Daily guided tours of the studio are offered by the Country Music Hall of Fame and Museum. Upon entry to the building, you are guided through hallways and rooms filled with pictures and displays describing the history of the recording studio (which can be seen in the below photos).
I can't even begin to describe what a great time I had and how awestruck I was listening to our guide list the names of just some of the accomplished artists in music history who recorded in the studio I was standing in, such as (to only name a few),
Porter Wagoner and Dolly Parton, Charley Pride, Hank Snow, Waylon Jennings,
The Everly Brothers, Jim Reeves,
Roy Orbison, Don Gibson, Jim Ed Brown, Dottie West
and Elvis Presley.
As the tour continues, your guide entertains you with stories of some of the artists who recorded at the studio. For example, there was the day when Dolly Parton arrived at the studio for her very first recording session at Studio B, but poor Dolly was so nervous that when she pulled into a parking spot, she hit the gas pedal rather than the brake pedal and hit the side of the building. Apparently the crushed misshapen brick can still be seen. Another story example... Did you ever wonder why the Elvis hit "Are You Lonesome To-night" has to-night spelled that way, and not spelled as tonight? Long story short, the very first take was perfect until right at the end where Elvis sings "to...night" and the Jordanaires provide their backing vocals. Unfortunately, Elvis wasn't satisfied with how the ending of the song turned out, so they recorded another take, and another, and another, never quite getting a take that completely satisfied Elvis. Eventually the recording studio decided to use the very first take up until the end where Elvis sings "to...." then they spliced the song with the ending of another take with "...night" and voila, the perfect song, and hence the intentional spelling of to-night, with the dash indicating where the song had been spliced.
As you approach the entrance to the recording studio you see some of the original recording equipment the studio used.

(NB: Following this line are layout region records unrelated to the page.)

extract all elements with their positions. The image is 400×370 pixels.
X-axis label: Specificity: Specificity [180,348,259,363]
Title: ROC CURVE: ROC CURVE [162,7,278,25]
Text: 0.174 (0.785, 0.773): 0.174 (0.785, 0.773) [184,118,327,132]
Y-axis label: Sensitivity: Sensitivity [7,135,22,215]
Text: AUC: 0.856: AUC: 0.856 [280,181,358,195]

Now you enter the recording studio, and I can only imagine the hard work, excitement, fun, and adrenaline that took place during the many recording sessions that happened here. I can imagine some of the artists trying to concentrate, knowing that outside the studio is surrounded by screaming fans. The lights you see on the ceiling were requested by Elvis, for he wanted different colored lighting to suit the type of songs he was singing, like red and green lights for Christmas songs, blue lighting for bluesy songs, and so on. The Steinway piano in the center of the studio is the original piano used by all the aforementioned recording artists. I have to admit it was quite a thrill when I got to play a few bars on it. The piano still sounds great, which is why the studio still uses it to this day.

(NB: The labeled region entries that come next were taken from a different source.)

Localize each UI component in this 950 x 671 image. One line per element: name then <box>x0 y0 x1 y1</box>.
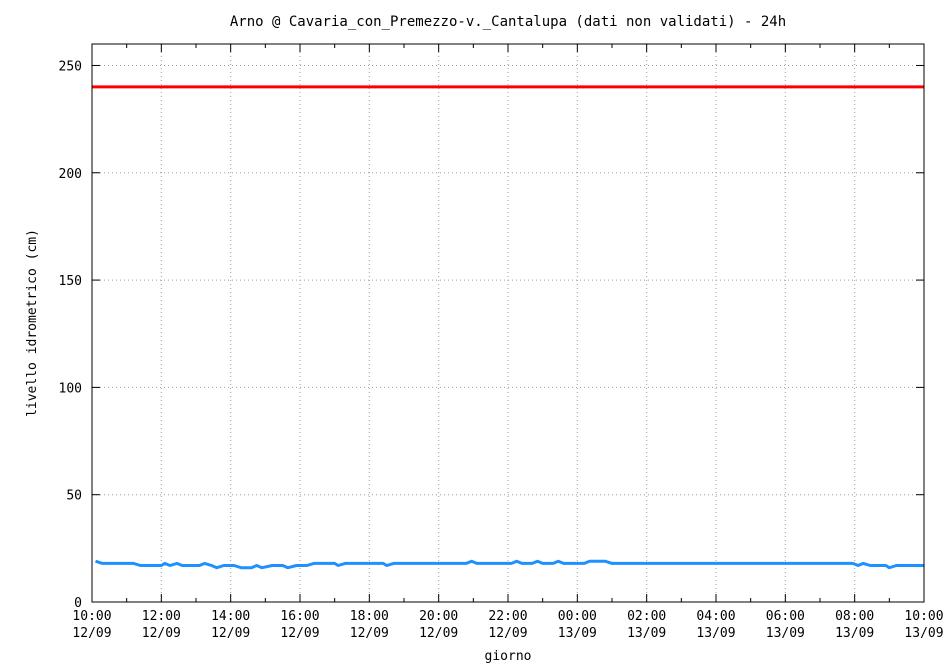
x-tick-time-label: 20:00 <box>419 609 458 624</box>
x-tick-time-label: 10:00 <box>904 609 943 624</box>
x-tick-time-label: 10:00 <box>72 609 111 624</box>
y-tick-label: 200 <box>59 167 82 182</box>
x-tick-date-label: 12/09 <box>142 626 181 641</box>
x-tick-date-label: 12/09 <box>72 626 111 641</box>
y-tick-label: 100 <box>59 381 82 396</box>
chart-title: Arno @ Cavaria_con_Premezzo-v._Cantalupa… <box>230 14 786 30</box>
x-tick-time-label: 04:00 <box>696 609 735 624</box>
x-tick-date-label: 12/09 <box>488 626 527 641</box>
x-tick-date-label: 13/09 <box>558 626 597 641</box>
x-tick-date-label: 13/09 <box>904 626 943 641</box>
x-tick-time-label: 02:00 <box>627 609 666 624</box>
series-layer <box>92 85 924 570</box>
x-tick-time-label: 06:00 <box>766 609 805 624</box>
x-axis-title: giorno <box>485 649 532 664</box>
x-tick-time-label: 08:00 <box>835 609 874 624</box>
x-tick-date-label: 12/09 <box>350 626 389 641</box>
x-tick-time-label: 12:00 <box>142 609 181 624</box>
x-tick-date-label: 12/09 <box>211 626 250 641</box>
x-tick-date-label: 13/09 <box>627 626 666 641</box>
water-level-series-line <box>95 559 924 570</box>
plot-frame <box>91 43 925 603</box>
y-tick-label: 50 <box>66 489 82 504</box>
x-tick-date-label: 13/09 <box>766 626 805 641</box>
tick-layer: 0 50 100 150 200 250 10:00 12/09 12:00 12/09 14:00… <box>59 44 944 641</box>
x-tick-time-label: 18:00 <box>350 609 389 624</box>
x-tick-date-label: 12/09 <box>419 626 458 641</box>
x-tick-time-label: 00:00 <box>558 609 597 624</box>
x-tick-date-label: 12/09 <box>280 626 319 641</box>
x-tick-date-label: 13/09 <box>835 626 874 641</box>
y-tick-label: 0 <box>74 596 82 611</box>
x-tick-time-label: 14:00 <box>211 609 250 624</box>
y-tick-label: 150 <box>59 274 82 289</box>
x-tick-time-label: 16:00 <box>280 609 319 624</box>
y-axis-title: livello idrometrico (cm) <box>25 229 40 417</box>
x-tick-time-label: 22:00 <box>488 609 527 624</box>
x-tick-date-label: 13/09 <box>696 626 735 641</box>
grid-layer <box>92 44 924 602</box>
y-tick-label: 250 <box>59 59 82 74</box>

As mentioned above, the studio is co-operated by the Country Music Hall of Fame and Belmont University's Mike Curb College of Entertainment and Music Business program. Students use the facilities for classes learning the basic techniques of analog recording.
The National Park Service listed RCA Studio B on the National Register of Historic Places in 2012.
If you are a fan of the Nashville Sound and of some or all of the artists listed above and find yourself in the Nashville area, be sure to take some time to see the Country Music Hall of Fame, and especially RCA Studio B.